Even if he suffers all his
life,
Yet he forgets his misery
In one such merry hour!’”
Be
happy in your misery. Master, too, in the Fantastic
Novel dies happy in his misery, imagining that he is with Margarita. In
this case, Bulgakov is once again with Lermontov, and not with Dante, whose
famous dictum, influenced by Boethius, says:
“Nessun maggior dolore che ricordarsi del tempo felice nella
miseria.” (“There is no greater grief than remembering happy times in misery.”)
[In
Boethius it reads: “Nam in omni adversitate fortunae
infelicissimum est genus infortunii fuisse felicem.” (“Of all adversities of fortune the worst sort is to have
been happy before.”)]
Although
master used to be happy before, all his happiness was tied to Margarita. And
because in his insanity he departs toward his last refuge together with
Margarita, we can justly say that he dies a happy man.
On
the other hand, the realistic, rather than the fantastic master relapses into
the chasm specifically after, and because of, his distressful conversation with
Ivanushka, where he recalls his happy past in the midst of his present misery.
Before this conversation everything had seemed to be going well for him, his
mental state had been ostensibly on the road to recovery.

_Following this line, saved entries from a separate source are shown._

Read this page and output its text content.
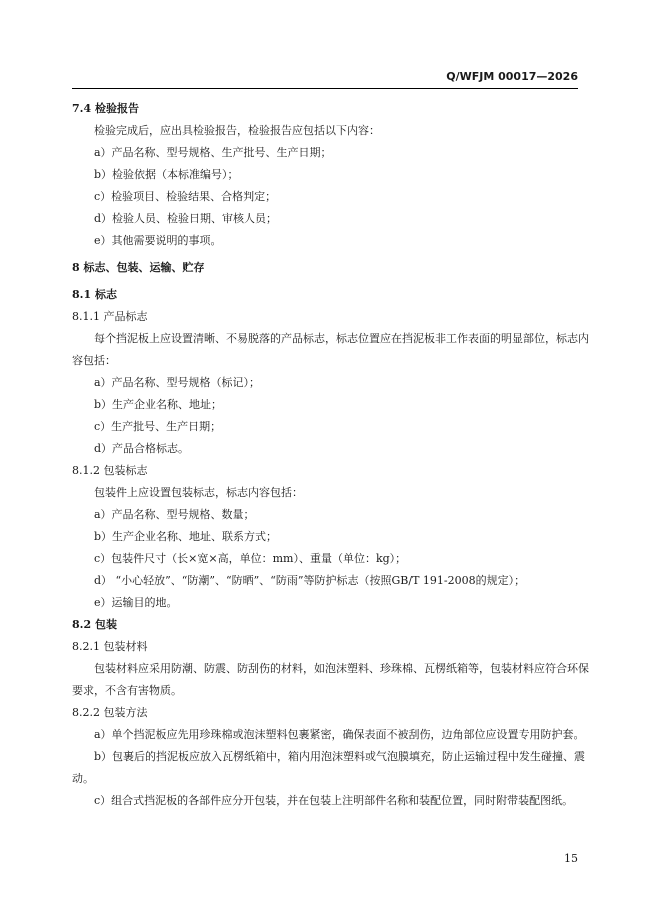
Q/WFJM 00017—2026
7.4 检验报告
检验完成后，应出具检验报告，检验报告应包括以下内容：
a）产品名称、型号规格、生产批号、生产日期；
b）检验依据（本标准编号）；
c）检验项目、检验结果、合格判定；
d）检验人员、检验日期、审核人员；
e）其他需要说明的事项。
8 标志、包装、运输、贮存
8.1 标志
8.1.1 产品标志
每个挡泥板上应设置清晰、不易脱落的产品标志，标志位置应在挡泥板非工作表面的明显部位，标志内容包括：
a）产品名称、型号规格（标记）；
b）生产企业名称、地址；
c）生产批号、生产日期；
d）产品合格标志。
8.1.2 包装标志
包装件上应设置包装标志，标志内容包括：
a）产品名称、型号规格、数量；
b）生产企业名称、地址、联系方式；
c）包装件尺寸（长×宽×高，单位：mm）、重量（单位：kg）；
d） “小心轻放”、“防潮”、“防晒”、“防雨”等防护标志（按照GB/T 191-2008的规定）；
e）运输目的地。
8.2 包装
8.2.1 包装材料
包装材料应采用防潮、防震、防刮伤的材料，如泡沫塑料、珍珠棉、瓦楞纸箱等，包装材料应符合环保要求，不含有害物质。
8.2.2 包装方法
a）单个挡泥板应先用珍珠棉或泡沫塑料包裹紧密，确保表面不被刮伤，边角部位应设置专用防护套。
b）包裹后的挡泥板应放入瓦楞纸箱中，箱内用泡沫塑料或气泡膜填充，防止运输过程中发生碰撞、震动。
c）组合式挡泥板的各部件应分开包装，并在包装上注明部件名称和装配位置，同时附带装配图纸。
15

He “reasoned wisely.”
But
it is precisely because of remembering that past happiness that master dies in his
real life [that is, in the realistic novel], and he dies in an unbearable
grief. Thus, in the realistic dimension Bulgakov stands with Boethius and
Dante!
There is a puzzle contained
in master’s dialogue with Ivanushka, and, as is often the case in Bulgakov, the
riddle contains its own solution. The question “Are you a writer?” is strange in itself, coming from Ivanushka, who
obviously must know all writers. His desire to know master’s name meets with a
strange reaction, however.
“I don’t have a name anymore,
replied the strange guest with gloomy contempt. I renounced it, like I renounced everything in life generally speaking.
Forget about it.”
I
have already given countless examples of how the questions Bulgakov poses contain
the answer in them already. Such is the case here as well. Master is a writer,
but he does not belong to Ivanushka’s time. His prototype is a great writer of
the past. By using such phrases as: “he shook his fist
at Ivan” and “I renounced [my name], like I
renounced everything in life,” Bulgakov shows us that this writer was
not quite normal; and by master’s death in the psychiatric clinic, that this
writer’s mental illness progressed and brought him to his death.
In
order to understand master, we must address Bulgakov the physician:
“Let us look the truth in the
eyes,--- and the guest [Master] turned his face toward the nighttime
luminary, running through the clouds.--- Both
you and I are madmen, why deny it? You see, he overwhelmed you and you cracked,
because you have the fitting ground in you for that.”
Indeed,
without a “fitting ground” a man cannot go crazy just like that, no matter what
the circumstances may be. Homeopathy considers the transmutation of physical
symptoms into mental symptoms irreversible. For any mental illness a certain
predisposition is required. In other words, one has to be born crazy.